I'm sure most of you are writing lots of automated tests and that you also have run into some common pitfalls when unit testing.
My question is do you follow any rules of conduct for writing tests in order to avoid problems in the future? To be more specific: What are the properties of good unit tests or how do you write your tests?
Language agnostic suggestions are encouraged.
Let me begin by plugging sources - Pragmatic Unit Testing in Java with JUnit (There's a version with C#-Nunit too.. but I have this one.. its agnostic for the most part. Recommended.)
Good Tests should be A TRIP (The acronymn isn't sticky enough - I have a printout of the cheatsheet in the book that I had to pull out to make sure I got this right..)
Professional: In the long run you'll have as much test code as production (if not more), therefore follow the same standard of good-design for your test code. Well factored methods-classes with intention-revealing names, No duplication, tests with good names, etc.
Good tests also run Fast. any test that takes over half a second to run.. needs to be worked upon. The longer the test suite takes for a run.. the less frequently it will be run. The more changes the dev will try to sneak between runs.. if anything breaks.. it will take longer to figure out which change was the culprit.
Update 2010-08:
Apart from these, most of the others are guidelines that cut down on low-benefit work: e.g. 'Don't test code that you don't own' (e.g. third-party DLLs). Don't go about testing getters and setters. Keep an eye on cost-to-benefit ratio or defect probability.
What you're after is delineation of the behaviours of the class under test.
The basic intent is increase your confidence in the behaviour of the class.
This is especially useful when looking at refactoring your code. Martin Fowler has an interesting article regarding testing over at his web site.
HTH.
cheers,
Rob
I second the "A TRIP" answer, except that tests SHOULD rely on each other!!!
Why?
DRY - Dont Repeat Yourself - applies to testing as well! Test dependencies can help to 1) save setup time, 2) save fixture resources, and 3) pinpoint to failures. Of course, only given that your testing framework supports first-class dependencies. Otherwise, I admit, they are bad.
Follow up http://www.iam.unibe.ch/~scg/Research/JExample/
Test should originally fail. Then you should write the code that makes them pass, otherwise you run the risk of writing a test that is bugged and always passes.

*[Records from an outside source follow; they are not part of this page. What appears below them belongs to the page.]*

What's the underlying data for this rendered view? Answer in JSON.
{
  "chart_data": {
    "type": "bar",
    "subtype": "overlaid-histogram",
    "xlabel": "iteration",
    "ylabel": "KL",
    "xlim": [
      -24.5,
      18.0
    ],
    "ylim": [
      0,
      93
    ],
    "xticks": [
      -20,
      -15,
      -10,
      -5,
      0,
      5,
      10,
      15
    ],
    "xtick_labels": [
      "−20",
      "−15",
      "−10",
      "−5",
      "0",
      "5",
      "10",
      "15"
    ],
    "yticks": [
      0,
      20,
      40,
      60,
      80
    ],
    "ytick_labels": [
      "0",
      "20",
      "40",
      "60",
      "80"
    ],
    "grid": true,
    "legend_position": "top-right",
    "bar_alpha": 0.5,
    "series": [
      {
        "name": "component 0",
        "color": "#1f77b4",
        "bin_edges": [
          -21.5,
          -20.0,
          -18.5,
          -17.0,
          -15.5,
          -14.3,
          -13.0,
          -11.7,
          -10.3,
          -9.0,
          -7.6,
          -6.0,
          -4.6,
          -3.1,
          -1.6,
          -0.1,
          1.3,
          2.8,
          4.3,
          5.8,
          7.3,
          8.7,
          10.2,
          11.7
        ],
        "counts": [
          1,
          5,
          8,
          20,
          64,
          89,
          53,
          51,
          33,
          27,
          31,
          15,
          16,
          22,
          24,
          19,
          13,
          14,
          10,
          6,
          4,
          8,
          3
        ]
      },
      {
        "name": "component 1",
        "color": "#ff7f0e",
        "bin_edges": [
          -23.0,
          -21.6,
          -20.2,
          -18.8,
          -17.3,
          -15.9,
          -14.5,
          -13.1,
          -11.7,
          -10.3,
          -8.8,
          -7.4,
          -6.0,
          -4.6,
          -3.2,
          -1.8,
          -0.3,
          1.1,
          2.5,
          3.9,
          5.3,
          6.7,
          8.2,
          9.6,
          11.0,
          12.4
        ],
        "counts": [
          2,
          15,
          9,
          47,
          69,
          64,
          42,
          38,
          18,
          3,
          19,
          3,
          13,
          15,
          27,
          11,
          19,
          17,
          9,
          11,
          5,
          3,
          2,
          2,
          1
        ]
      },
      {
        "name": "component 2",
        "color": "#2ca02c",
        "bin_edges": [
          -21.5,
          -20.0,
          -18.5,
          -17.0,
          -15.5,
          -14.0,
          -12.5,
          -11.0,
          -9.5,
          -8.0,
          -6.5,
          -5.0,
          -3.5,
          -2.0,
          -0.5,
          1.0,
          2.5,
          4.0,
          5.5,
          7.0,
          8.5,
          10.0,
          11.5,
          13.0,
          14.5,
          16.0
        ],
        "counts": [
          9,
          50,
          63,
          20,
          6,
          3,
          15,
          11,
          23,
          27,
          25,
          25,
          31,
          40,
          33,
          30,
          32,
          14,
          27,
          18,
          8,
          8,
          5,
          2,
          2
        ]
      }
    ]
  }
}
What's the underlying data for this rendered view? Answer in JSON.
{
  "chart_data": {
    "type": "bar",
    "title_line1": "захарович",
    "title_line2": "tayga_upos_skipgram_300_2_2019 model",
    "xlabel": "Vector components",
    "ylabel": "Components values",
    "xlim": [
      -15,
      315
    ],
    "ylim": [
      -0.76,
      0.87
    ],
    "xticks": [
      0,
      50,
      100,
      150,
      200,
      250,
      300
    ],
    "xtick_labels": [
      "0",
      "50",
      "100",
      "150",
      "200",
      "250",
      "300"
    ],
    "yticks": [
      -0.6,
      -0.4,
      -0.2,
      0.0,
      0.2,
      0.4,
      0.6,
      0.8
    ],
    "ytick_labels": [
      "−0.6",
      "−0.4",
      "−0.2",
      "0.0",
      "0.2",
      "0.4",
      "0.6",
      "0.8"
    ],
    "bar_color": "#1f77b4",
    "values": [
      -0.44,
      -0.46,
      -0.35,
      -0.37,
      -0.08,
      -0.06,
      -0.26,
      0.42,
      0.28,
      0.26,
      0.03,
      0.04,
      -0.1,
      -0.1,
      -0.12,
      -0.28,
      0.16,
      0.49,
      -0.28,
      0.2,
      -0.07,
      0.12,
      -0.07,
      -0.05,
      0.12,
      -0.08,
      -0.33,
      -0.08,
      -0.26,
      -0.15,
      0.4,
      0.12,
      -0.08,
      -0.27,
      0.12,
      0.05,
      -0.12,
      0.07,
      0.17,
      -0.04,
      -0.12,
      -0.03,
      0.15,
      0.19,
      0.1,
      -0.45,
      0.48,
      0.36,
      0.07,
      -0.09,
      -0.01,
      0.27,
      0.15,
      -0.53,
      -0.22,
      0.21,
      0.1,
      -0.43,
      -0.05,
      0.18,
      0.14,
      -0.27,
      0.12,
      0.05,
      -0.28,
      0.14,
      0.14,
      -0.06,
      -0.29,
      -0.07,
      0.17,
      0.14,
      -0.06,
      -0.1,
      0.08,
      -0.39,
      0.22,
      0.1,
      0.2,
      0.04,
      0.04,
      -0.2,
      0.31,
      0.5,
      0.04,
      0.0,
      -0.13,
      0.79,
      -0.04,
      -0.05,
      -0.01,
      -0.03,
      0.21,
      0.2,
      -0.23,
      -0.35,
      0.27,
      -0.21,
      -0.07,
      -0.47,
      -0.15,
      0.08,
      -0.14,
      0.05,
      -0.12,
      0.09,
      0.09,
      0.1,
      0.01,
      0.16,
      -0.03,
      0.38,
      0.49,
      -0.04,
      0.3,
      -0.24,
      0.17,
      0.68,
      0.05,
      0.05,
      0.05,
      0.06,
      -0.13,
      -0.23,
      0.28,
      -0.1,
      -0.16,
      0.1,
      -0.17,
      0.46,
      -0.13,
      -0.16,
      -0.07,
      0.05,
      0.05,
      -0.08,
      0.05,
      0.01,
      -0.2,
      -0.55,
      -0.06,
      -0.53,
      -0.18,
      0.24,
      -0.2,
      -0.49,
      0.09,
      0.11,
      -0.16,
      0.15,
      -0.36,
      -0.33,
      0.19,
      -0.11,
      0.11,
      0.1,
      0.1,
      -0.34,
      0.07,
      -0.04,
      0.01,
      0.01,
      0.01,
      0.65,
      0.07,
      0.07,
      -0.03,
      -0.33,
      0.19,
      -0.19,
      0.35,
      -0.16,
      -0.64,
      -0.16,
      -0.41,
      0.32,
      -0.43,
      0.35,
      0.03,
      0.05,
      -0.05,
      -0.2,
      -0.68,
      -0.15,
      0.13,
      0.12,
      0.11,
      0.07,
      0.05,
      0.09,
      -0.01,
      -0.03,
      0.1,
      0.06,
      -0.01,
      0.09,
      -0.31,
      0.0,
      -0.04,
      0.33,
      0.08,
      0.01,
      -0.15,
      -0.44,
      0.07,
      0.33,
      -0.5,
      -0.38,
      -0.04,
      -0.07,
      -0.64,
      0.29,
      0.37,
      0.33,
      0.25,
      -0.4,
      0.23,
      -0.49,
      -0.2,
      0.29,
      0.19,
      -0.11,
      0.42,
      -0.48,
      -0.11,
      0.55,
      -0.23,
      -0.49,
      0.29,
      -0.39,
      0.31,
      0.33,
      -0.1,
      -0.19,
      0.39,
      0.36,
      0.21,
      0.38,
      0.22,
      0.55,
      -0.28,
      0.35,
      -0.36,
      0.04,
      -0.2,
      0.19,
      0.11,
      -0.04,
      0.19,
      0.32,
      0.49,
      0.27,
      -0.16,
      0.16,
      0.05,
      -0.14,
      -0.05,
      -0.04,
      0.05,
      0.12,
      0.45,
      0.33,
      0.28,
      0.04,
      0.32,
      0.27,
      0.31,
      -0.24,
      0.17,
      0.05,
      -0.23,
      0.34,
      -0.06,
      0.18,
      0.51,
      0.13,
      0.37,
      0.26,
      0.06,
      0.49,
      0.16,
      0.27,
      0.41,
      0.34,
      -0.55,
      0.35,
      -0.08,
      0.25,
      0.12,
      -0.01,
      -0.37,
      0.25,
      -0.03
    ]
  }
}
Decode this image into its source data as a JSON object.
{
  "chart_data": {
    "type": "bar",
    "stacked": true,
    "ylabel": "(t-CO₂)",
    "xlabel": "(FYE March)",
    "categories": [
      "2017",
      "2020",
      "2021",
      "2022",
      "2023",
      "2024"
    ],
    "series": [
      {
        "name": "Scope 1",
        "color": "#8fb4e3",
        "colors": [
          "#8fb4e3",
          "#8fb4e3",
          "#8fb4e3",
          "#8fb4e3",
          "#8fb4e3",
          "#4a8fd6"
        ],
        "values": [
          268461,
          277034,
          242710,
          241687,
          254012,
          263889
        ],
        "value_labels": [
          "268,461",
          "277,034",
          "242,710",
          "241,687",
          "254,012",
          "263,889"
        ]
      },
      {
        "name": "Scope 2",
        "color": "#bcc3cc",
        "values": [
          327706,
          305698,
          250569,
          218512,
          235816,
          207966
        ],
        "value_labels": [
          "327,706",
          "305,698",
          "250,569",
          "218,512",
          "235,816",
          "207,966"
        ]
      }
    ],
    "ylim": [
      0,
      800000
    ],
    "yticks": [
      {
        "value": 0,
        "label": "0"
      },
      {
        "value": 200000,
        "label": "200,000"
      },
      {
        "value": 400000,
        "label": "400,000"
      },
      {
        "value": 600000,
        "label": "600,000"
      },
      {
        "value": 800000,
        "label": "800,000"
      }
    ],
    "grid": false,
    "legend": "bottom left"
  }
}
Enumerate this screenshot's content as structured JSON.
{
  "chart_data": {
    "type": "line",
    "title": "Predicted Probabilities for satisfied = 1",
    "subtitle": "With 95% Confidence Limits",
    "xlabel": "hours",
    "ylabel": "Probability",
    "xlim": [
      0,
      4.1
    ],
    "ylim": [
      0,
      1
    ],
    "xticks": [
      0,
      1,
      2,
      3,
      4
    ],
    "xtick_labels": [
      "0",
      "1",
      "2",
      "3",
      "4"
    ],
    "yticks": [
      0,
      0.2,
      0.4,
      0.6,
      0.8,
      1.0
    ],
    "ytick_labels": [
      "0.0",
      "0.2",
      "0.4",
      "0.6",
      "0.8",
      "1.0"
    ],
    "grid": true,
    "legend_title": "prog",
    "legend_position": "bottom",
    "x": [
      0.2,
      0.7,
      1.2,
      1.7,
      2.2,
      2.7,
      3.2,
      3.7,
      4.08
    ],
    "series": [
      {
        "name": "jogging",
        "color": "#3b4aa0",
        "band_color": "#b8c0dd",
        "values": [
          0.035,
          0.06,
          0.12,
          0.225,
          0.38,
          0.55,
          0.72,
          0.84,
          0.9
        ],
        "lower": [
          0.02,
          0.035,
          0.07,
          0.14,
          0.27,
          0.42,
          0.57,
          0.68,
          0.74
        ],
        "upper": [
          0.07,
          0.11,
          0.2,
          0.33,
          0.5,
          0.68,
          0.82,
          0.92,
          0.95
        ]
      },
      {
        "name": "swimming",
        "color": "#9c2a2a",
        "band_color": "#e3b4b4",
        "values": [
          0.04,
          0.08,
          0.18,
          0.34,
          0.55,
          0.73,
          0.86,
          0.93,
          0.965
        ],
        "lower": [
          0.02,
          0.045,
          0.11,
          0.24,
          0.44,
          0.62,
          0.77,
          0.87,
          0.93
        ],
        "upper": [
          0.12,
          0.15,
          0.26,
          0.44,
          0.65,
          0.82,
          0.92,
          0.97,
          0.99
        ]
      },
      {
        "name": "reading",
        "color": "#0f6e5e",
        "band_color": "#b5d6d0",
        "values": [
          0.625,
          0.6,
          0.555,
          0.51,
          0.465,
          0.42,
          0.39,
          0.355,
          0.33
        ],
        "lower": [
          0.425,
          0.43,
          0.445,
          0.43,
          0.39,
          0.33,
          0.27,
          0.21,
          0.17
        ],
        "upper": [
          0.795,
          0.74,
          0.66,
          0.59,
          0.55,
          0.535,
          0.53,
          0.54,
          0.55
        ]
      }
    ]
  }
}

I like the Right BICEP acronym from the aforementioned Pragmatic Unit Testing book:
Personally I feel that you can get pretty far by checking that you get the right results (1+1 should return 2 in a addition function), trying out all the boundary conditions you can think of (such as using two numbers of which the sum is greater than the integer max value in the add function) and forcing error conditions such as network failures.
Jay Fields has a lot of good advices about writing unit tests and there is a post where he summarize the most important advices. There you will read that you should critically think about your context and judge if the advice is worth to you. You get a ton of amazing answers here, but is up to you decide which is best for your context. Try them and just refactoring if it smells bad to you.